A Generalized Deep Learning-Based Method for Rapid Co-Seismic Landslide Mapping

The rapid mapping of co-seismic landslides is essential for emergency management and loss assessment. Deep learning algorithms generally follow a supervised learning workflow, where the trained model is used to predict landslides in surrounding areas, achieving landslide mapping with high accuracy. For a new study area landslide extraction task, the performance of the model trained on a specific dataset will be greatly reduced due to the varying data distribution of co-seismic landslides. Considering the urgent need for large-scale co-seismic landslide mapping, we developed a generalized deep learning-based landslide identification method. First, a new model-ResU-SENet is developed to generate semantic segmentation maps of landslides. The proposed model adaptively emphasizes the channel-wise weights of the input data. Three multidomain models are then designed by combining annotated landslide samples from two different domains to improve the model generalization ability. Finally, the trained models are applied directly to completely unknown domains to test model generalizability.
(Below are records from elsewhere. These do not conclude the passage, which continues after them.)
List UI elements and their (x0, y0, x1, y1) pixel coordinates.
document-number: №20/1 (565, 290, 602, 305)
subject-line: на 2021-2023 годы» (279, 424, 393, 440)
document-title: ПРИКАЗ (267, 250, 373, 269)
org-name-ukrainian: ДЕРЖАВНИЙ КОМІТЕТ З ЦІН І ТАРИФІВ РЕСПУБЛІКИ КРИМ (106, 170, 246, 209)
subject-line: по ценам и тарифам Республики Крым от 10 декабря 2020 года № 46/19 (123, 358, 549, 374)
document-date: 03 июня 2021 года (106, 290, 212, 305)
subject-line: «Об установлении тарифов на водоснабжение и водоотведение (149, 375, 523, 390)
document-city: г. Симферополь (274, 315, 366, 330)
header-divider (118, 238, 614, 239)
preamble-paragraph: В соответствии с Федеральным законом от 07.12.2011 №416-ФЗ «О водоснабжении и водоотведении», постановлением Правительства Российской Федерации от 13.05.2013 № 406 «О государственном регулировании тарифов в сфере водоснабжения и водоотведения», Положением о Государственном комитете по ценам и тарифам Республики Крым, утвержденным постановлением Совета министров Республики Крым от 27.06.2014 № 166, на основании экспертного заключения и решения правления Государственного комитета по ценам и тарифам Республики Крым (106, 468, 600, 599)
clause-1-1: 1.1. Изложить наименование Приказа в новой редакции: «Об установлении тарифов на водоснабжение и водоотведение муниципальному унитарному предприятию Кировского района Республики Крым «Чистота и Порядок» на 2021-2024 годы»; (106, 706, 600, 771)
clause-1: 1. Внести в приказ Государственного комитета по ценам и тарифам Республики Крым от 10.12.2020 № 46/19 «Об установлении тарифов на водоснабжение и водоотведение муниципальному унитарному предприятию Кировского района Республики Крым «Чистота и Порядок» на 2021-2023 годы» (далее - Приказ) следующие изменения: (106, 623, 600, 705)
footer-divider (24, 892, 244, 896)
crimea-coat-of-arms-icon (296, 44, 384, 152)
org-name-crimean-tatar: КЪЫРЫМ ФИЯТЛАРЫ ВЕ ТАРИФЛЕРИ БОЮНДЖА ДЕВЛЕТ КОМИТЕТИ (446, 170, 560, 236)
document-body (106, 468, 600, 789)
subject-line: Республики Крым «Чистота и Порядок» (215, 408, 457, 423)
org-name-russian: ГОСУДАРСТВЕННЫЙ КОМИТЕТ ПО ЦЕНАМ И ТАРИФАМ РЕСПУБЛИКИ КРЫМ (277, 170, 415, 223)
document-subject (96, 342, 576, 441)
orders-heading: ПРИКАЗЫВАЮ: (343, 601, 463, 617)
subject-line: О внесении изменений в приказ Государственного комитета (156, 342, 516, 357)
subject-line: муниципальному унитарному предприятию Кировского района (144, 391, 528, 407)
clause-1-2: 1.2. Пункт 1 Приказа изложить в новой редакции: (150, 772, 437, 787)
Experiments in Iburi and Jiuzhaigou showed that the proposed model yielded the recall values of 5.93% and 7.51% higher than ResU-Net. The adoption of multidomain models effectively reduced the number of new training samples required by 50% and maintained a similar identification performance as if trained entirely with new samples. Applying the models trained by Jiuzhaigou and Iburi samples directly to Palu, the F1-score under the ResU-SENet model reached 0.6875. Moreover, the connections between model generalization and data distribution was demonstrated. This work could provide a fast response for future large-scale co-seismic landslide mapping.